I received this email yesterday from Momentum with the letter attached (with far too much private info not blacked out.)
"As many of you already know, Windstream is eradicating their SMB Business (Customers billing under $1500) and sending them letters like the one I have attached. Go get your customers and find them a happy home (preferably Momentum) before someone else does. Let me know how I can assist."
Windstream has decided to go up-market. Everyone has. RC, 8x8, Comcast.
There are 27.5 million small businesses in the US according to 2012 data from the SBA and over 22 million are self employed with no additional payroll or employees (these are called non-employers). The SBA defines a small business as an enterprise having fewer than 500 employees. There are only 18,500 firms with 500 employees or more in the US. [infographic]
So the 22 million will be using cell phones or services like Grasshopper, RC, FreedomVoice or other Google Voice type auto-attendant in the cloud service. That leaves 5.5 million that can be targeted in the SMB category. [By the way, IDC says that there are 8 million business with under 100 employees to target.]
SBA data shows almost 1 million businesses with between 5-9 employees. However, a 5 employee business at $30 per seat is $150 per month. You need a lot of them to scale and move the revenue needle.

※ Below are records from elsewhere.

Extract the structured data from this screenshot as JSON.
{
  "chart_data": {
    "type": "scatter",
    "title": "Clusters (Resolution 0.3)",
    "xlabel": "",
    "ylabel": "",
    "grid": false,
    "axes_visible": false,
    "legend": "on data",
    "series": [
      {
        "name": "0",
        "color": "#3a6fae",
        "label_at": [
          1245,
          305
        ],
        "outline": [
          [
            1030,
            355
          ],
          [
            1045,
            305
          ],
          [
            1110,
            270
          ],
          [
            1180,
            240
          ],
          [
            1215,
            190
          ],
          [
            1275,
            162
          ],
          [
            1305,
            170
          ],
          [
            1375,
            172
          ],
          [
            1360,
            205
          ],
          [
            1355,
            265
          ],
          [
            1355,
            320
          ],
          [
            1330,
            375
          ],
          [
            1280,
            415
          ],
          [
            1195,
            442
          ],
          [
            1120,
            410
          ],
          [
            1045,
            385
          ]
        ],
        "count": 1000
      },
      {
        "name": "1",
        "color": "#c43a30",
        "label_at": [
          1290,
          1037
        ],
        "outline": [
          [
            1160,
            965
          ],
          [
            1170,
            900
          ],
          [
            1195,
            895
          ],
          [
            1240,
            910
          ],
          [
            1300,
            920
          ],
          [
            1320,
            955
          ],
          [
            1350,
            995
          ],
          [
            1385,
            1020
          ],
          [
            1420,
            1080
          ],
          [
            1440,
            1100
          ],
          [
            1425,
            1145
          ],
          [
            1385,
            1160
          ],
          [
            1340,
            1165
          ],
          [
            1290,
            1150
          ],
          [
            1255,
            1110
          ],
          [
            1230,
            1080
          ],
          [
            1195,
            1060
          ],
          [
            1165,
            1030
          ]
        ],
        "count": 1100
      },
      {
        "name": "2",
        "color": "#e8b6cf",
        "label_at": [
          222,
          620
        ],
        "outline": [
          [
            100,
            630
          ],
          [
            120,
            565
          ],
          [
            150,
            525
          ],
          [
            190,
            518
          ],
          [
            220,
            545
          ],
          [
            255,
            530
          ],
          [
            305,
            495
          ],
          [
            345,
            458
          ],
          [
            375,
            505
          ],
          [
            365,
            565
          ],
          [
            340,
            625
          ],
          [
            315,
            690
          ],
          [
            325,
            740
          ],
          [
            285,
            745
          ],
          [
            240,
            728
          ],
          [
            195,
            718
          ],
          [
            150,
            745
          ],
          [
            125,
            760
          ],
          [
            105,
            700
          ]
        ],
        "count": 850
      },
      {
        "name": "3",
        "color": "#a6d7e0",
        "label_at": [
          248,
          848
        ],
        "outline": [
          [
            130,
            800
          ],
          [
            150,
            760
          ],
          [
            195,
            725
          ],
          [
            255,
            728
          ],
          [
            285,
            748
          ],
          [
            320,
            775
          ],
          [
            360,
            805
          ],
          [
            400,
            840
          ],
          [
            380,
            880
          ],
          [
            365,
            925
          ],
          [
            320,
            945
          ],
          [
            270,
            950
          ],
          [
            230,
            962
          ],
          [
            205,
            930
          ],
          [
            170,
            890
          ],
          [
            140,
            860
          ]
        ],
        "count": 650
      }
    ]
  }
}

Or you need to be like an MSP, roll a bunch of services together to increase ARPU to $1000 per org. 8x8 ARPU is $369 now (up from $309 a year ago) as they went up-market, but those numbers get skewed with 2 large deals (one being 2400 seats). It only takes one 100 seat sale to match 20 smaller deals, right?
Something to ponder: Can you afford the cost of selling to them and supporting them?
There are more than 75,000 business with 50-74 employees and another 37K with 75-99 employees. Over 100K business in the sweet spot. And that is not mid-market. That is the top of the heap of small business pyramid. Not many CLECs or ITSPs have more than 40K customers. There is room there.
When businesses talk about going up-market, I wonder if they realize that the competition in the Enterprise market is blood red - to chase firms who are risk adverse in procurement. By that I mean that they will only purchase from brand names because no one is going to risk it by buying from an unknown brand. No one gets fired buying from IBM, Dell, AT&T.